Entre la politique et le football, le parallèle se dresse pour Berlusconi : son poids est moins important, mais il est toujours bel et bien là. Et sa volonté initiale de bâtir une équipe « 100% italienne » n’est sans doute pas étrangère à sa volonté de parler à un électorat qui lui échappe de plus en plus. Berlusconi se fait en effet dépasser par la droite par la Ligue du Nord depuis de nombreuses années, mais aussi par le parti Fratelli d’Italia, qui forment avec Forza Italia la coalition de centre droit du pays.

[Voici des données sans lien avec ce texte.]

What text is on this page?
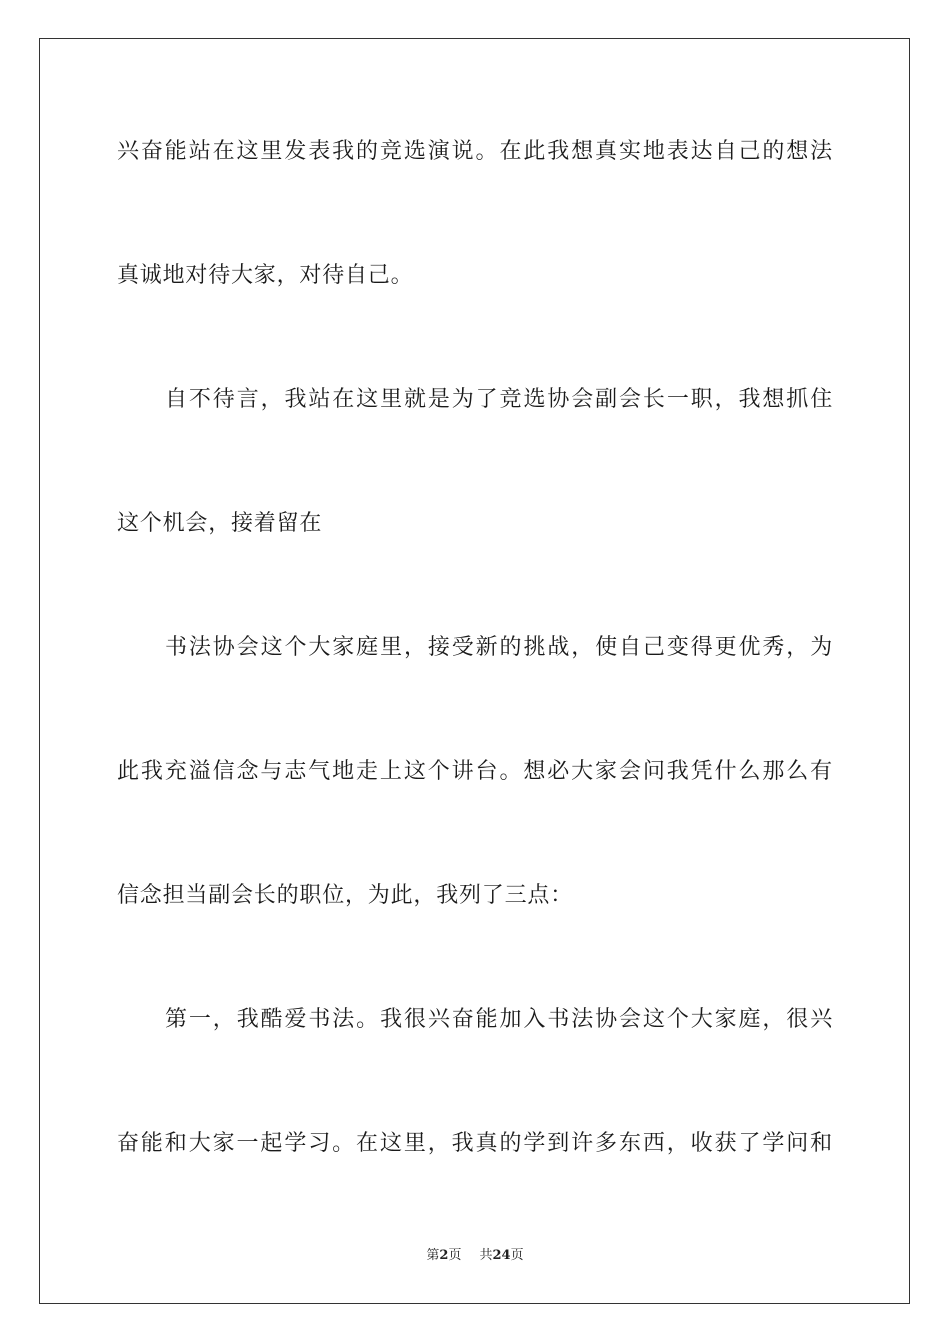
兴奋能站在这里发表我的竞选演说。在此我想真实地表达自己的想法
真诚地对待大家，对待自己。
自不待言，我站在这里就是为了竞选协会副会长一职，我想抓住
这个机会，接着留在
书法协会这个大家庭里，接受新的挑战，使自己变得更优秀，为
此我充溢信念与志气地走上这个讲台。想必大家会问我凭什么那么有
信念担当副会长的职位，为此，我列了三点：
第一，我酷爱书法。我很兴奋能加入书法协会这个大家庭，很兴
奋能和大家一起学习。在这里，我真的学到许多东西，收获了学问和
第2页 共24页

L’historien Marc Lazar explique lui dans son article « Intelligence de l’Italie » (2003), paru dans la revue Pôle Sud, que Berlusconi aime flatter, « non sans démagogie », l’orgueil italien en « émaillant ses interventions de clichés sur les caractéristiques supposées des Italiens qui font mouche (leurs inclinations aux plaisirs, leur penchant pour la gastronomie, leur esprit de séduction, leur ardeur au travail, leur capacité à se débrouiller, leur faculté à se jouer des lois, leur amour du football etc) ». Son implication à Monza répond à cette stratégie adoptée depuis des décennies. Le football est une pièce majeure du tentaculaire écosystème de Berlusconi, c’est pourquoi il n’a pas hésité une seconde quand Galliani lui a soufflé que Monza était à vendre.
Après trois journées de championnat cette saison, l’AC Monza compte trois matchs nuls, pour un but marqué. Des débuts timides qui ne doivent toutefois sûrement pas effriter l’inébranlable confiance de Silvio Berlusconi. Affaire à suivre.